May 11, 2015Op-ed

The New York Times: Smart Social Programs

by Jason Furman

Local/ 2015/

Do government efforts to support low-income families work? Since the War on Poverty in the 1960s, skeptics have argued that even if these programs provide temporary relief, the only long-term impact is increased dependency — witness, they say, the persistent lack of mobility in places like inner-city Baltimore.

But a growing body of research tells a very different story. Investments in education, income, housing, health care and nutrition for working families have substantial long-term benefits for children.
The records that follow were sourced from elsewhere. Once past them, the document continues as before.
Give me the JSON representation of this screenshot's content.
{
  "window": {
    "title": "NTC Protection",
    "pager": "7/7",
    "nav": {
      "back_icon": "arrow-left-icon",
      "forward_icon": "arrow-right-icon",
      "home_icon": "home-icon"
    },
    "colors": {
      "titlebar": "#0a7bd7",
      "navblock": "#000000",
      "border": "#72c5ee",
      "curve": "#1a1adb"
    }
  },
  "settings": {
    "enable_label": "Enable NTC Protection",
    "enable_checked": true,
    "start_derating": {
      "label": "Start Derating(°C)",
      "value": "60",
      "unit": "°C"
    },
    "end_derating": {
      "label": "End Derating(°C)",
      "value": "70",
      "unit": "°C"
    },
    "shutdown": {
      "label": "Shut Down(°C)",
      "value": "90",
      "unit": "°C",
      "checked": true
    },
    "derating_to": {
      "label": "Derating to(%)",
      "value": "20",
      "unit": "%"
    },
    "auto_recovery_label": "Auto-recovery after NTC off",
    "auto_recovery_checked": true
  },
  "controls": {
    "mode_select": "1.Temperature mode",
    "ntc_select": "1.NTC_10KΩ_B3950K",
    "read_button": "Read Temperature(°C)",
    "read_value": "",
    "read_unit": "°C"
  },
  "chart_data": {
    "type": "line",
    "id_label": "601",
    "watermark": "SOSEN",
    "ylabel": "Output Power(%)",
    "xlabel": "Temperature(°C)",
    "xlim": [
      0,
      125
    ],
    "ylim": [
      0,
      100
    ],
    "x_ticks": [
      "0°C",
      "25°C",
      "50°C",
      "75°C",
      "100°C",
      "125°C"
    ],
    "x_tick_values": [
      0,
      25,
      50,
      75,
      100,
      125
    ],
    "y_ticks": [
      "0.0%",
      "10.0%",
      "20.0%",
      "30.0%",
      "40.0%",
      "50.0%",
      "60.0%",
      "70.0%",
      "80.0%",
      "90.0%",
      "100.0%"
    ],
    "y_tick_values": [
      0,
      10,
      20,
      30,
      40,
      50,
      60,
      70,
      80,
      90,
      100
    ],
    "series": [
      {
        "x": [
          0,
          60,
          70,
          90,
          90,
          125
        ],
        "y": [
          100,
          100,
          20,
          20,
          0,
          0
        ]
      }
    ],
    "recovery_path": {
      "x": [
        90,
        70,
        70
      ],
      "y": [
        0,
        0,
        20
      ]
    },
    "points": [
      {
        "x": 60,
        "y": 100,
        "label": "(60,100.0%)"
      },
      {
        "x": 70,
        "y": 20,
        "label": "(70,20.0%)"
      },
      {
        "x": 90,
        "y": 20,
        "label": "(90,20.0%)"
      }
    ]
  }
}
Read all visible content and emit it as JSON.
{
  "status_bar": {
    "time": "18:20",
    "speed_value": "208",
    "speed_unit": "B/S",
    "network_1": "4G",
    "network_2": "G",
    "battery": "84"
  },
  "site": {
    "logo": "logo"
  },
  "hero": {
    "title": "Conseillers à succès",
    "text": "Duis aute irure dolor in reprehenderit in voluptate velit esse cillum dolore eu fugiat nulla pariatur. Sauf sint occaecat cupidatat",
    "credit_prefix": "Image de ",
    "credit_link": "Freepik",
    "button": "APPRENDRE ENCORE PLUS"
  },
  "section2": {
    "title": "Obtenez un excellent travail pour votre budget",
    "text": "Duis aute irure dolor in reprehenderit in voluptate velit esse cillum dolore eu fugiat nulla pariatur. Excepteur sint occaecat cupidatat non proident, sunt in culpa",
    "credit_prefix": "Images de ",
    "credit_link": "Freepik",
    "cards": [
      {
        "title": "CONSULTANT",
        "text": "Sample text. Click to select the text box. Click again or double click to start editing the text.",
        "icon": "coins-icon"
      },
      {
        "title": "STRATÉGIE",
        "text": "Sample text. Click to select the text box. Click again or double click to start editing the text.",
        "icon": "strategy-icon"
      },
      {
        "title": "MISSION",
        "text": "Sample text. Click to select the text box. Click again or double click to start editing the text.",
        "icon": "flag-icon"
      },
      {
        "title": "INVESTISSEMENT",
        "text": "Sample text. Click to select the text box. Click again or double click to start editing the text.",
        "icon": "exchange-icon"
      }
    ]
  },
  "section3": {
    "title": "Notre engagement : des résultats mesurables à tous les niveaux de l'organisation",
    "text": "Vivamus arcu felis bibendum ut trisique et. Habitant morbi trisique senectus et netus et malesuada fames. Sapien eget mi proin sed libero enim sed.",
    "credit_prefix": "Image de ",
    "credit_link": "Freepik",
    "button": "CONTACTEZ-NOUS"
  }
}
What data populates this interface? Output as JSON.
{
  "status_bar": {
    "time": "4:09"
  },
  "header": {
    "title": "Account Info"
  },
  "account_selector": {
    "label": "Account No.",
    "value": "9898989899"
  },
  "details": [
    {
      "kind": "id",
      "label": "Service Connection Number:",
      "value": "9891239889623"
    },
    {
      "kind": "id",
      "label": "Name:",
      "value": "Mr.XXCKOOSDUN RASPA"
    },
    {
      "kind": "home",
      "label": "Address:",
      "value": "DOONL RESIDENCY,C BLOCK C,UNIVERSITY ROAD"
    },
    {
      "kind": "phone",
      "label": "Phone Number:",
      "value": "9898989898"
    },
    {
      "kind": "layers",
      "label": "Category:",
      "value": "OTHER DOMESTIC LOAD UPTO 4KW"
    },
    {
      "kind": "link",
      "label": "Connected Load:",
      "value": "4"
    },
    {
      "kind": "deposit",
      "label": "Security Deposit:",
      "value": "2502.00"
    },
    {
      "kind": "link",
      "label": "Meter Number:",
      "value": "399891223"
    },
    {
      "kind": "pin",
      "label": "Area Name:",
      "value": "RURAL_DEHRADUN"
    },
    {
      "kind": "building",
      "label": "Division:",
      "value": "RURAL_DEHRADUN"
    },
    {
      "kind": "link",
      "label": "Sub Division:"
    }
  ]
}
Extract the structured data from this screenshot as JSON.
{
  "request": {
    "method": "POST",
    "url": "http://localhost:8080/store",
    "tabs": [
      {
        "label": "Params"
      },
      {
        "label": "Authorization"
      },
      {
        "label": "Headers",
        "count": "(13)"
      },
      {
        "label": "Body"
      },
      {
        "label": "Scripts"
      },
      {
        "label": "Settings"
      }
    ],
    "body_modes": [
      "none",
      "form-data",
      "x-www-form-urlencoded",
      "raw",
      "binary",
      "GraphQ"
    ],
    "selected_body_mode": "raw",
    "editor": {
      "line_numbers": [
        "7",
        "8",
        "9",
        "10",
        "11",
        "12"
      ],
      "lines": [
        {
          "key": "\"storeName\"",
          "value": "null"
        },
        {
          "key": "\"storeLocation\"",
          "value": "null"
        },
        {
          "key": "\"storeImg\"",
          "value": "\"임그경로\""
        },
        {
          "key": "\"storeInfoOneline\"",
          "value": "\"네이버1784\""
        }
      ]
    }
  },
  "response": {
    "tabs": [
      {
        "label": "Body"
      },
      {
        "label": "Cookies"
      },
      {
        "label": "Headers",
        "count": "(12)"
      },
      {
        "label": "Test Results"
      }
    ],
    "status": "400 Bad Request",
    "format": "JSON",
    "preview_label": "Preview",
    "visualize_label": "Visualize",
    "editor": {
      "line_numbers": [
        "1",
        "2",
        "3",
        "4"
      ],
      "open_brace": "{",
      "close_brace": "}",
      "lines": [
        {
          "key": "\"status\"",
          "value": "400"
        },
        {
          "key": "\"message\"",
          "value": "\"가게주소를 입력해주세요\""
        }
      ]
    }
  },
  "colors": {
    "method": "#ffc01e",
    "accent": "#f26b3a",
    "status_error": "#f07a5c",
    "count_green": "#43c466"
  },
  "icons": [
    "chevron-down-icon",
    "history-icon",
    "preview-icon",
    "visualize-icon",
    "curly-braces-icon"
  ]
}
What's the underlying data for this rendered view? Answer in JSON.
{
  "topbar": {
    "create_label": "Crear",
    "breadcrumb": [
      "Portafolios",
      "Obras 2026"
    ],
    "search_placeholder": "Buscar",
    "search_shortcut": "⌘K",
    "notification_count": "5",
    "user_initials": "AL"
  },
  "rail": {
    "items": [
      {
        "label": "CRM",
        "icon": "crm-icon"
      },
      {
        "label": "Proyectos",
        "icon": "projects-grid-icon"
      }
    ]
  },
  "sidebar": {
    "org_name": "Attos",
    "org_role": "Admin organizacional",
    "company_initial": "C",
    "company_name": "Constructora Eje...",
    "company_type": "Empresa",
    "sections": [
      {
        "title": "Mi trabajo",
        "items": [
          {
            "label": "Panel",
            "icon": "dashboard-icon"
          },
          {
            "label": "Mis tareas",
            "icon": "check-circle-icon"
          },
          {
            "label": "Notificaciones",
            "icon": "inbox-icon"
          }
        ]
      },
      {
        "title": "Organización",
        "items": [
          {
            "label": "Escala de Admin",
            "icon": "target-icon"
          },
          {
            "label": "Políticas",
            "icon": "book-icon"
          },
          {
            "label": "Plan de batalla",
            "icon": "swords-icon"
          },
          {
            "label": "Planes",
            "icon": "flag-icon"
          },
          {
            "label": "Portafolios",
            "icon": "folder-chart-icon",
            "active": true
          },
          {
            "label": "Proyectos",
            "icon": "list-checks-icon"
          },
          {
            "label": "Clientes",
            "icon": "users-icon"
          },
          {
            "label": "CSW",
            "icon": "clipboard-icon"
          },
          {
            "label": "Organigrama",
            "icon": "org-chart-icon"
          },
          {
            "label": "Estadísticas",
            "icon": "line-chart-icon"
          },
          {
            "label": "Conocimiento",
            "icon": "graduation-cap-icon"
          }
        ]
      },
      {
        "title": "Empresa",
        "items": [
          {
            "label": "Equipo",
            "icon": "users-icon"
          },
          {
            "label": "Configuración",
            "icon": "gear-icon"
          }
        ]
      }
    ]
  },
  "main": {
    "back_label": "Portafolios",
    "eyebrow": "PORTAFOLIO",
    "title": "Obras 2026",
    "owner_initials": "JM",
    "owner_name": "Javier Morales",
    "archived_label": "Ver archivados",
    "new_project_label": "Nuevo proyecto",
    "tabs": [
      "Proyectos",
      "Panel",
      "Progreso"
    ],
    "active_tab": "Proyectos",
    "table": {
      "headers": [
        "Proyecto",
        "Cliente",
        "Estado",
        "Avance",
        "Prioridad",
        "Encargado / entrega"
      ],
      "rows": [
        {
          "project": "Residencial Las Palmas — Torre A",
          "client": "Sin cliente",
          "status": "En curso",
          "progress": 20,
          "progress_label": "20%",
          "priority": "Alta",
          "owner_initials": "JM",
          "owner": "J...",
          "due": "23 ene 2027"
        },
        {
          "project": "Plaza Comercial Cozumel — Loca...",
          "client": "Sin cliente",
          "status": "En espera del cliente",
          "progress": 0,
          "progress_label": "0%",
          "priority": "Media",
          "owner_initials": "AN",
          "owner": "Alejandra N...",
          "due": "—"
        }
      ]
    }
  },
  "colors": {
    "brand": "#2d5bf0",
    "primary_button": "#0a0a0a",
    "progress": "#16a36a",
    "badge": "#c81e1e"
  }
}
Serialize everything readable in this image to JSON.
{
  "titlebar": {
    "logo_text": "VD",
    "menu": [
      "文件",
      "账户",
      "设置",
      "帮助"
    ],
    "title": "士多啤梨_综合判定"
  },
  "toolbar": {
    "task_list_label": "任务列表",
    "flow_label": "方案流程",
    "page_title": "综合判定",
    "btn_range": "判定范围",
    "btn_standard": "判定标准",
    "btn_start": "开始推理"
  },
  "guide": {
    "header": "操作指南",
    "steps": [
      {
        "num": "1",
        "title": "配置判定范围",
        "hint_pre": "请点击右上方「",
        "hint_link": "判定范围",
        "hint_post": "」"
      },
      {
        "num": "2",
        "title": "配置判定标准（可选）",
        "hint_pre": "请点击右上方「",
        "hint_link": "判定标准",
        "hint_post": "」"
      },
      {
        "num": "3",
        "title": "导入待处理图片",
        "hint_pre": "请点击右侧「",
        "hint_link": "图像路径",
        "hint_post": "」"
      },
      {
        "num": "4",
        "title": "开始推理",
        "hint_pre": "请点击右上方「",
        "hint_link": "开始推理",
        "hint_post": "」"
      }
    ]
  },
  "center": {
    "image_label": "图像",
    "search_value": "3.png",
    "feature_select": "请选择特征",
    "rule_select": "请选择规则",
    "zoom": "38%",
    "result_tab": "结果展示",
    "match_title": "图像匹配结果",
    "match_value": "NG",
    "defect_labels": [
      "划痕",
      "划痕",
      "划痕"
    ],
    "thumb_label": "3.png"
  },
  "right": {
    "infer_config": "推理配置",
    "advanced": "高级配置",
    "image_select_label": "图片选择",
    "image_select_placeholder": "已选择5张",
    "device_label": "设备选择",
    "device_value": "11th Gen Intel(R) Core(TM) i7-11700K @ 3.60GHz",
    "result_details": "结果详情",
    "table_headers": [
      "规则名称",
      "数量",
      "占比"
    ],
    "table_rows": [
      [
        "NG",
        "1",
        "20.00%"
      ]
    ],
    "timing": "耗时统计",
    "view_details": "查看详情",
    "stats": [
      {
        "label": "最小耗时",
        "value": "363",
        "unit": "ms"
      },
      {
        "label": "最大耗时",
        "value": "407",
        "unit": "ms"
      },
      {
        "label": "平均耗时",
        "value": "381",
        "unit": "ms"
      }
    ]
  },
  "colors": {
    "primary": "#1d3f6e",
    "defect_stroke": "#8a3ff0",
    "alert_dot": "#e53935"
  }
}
Consider Moving to Opportunity, an experiment in the 1990s that gave families housing assistance, in some cases contingent on their moving to less poor neighborhoods. Initial evidence from the randomized trial was disappointing, finding little or no improvements in test scores for children or earnings for adults. A new paper by the Harvard economists Raj Chetty, Nathaniel Hendren and Lawrence F. Katz, however, followed the children for another decade. It found that traditional rental vouchers had increased their earnings as adults by 15 percent, and experimental vouchers, which required people to move to less poor neighborhoods, by 31 percent. The additional tax revenue from these higher earnings was enough to repay the program’s cost.

This is only the latest in a number of recent studies that use big data to understand the longer-term effects of a range of government programs.